Sheshatshiu is an Innu village on a narrow inlet on Grand Lake, in central Labrador, at the far western end of Lake Melville. It is about 30 kilometres north of Happy Valley-Goose Bay, site of a Canadian Forces Base where NATO training flights were once conducted.Three major river systems come together in the region where the Innu people have lived for generations. Sheshatshiu, which means “narrow place in the river,” was a traditional summer gathering place for the Innu who followed the caribou herds, their main source of food and clothing.

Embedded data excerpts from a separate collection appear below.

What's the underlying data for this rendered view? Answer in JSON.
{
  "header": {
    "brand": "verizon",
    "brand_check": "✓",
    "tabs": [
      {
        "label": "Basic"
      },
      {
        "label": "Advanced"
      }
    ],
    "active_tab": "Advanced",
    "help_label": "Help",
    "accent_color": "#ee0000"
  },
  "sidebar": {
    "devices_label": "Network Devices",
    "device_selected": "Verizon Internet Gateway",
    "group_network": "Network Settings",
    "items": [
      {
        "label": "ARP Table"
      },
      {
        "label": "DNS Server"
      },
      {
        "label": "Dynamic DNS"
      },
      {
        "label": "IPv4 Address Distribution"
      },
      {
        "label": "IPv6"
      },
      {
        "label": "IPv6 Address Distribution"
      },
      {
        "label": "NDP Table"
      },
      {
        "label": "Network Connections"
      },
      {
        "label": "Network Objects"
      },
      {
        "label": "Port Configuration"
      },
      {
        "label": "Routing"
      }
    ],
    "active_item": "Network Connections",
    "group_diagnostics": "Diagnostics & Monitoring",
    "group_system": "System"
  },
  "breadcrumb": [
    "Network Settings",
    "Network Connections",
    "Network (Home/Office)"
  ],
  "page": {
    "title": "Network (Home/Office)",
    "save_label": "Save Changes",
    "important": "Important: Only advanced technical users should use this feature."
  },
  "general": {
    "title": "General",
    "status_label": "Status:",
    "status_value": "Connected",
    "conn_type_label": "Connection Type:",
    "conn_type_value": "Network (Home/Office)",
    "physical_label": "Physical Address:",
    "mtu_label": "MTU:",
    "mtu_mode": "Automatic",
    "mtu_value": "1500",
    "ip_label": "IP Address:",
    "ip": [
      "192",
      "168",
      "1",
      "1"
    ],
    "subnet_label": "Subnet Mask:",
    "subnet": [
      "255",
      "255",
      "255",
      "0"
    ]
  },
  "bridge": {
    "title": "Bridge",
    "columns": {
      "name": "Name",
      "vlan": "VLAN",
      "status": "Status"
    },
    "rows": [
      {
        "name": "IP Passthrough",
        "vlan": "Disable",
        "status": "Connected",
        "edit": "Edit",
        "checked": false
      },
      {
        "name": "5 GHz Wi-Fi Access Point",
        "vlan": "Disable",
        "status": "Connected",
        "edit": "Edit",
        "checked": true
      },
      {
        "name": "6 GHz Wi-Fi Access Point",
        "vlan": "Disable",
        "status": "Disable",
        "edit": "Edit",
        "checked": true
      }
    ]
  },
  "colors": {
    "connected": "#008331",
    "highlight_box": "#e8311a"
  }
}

Innu means “human being.” The language is “Innu-aimun,” which is part of the Algonquian group of aboriginal languages. The Innu refer to their homeland in Labrador and Eastern Quebec as Nitassinan. Most of the Innu in Sheshatshiu are bilingual, speaking both Innu-aimun and English.
The first European contact with Sheshatshiu came in 1743 when a French merchant named Louise Fornel established a trading post on what became a major travel route for the inland fur industry.
The Hudson’s Bay Company founded its own trading post at nearby Northwest River 1836. In 1914, Sir Wilfred Grenfell built a hospital,orphanage, school, and student dormitory at Northwest River, directly across the narrow mouth of the river from Sheshatshiu.
A Roman Catholic church was built at Sheshatshiu in 1957. At that time, both the church and the government began to pressure the Innu to settle down. Many people lived in traditional tents or a few houses around the church. More houses were built in the 1980s, as well as a school and a clinic. Today it is a village of about 1,000 people, most of them Innu.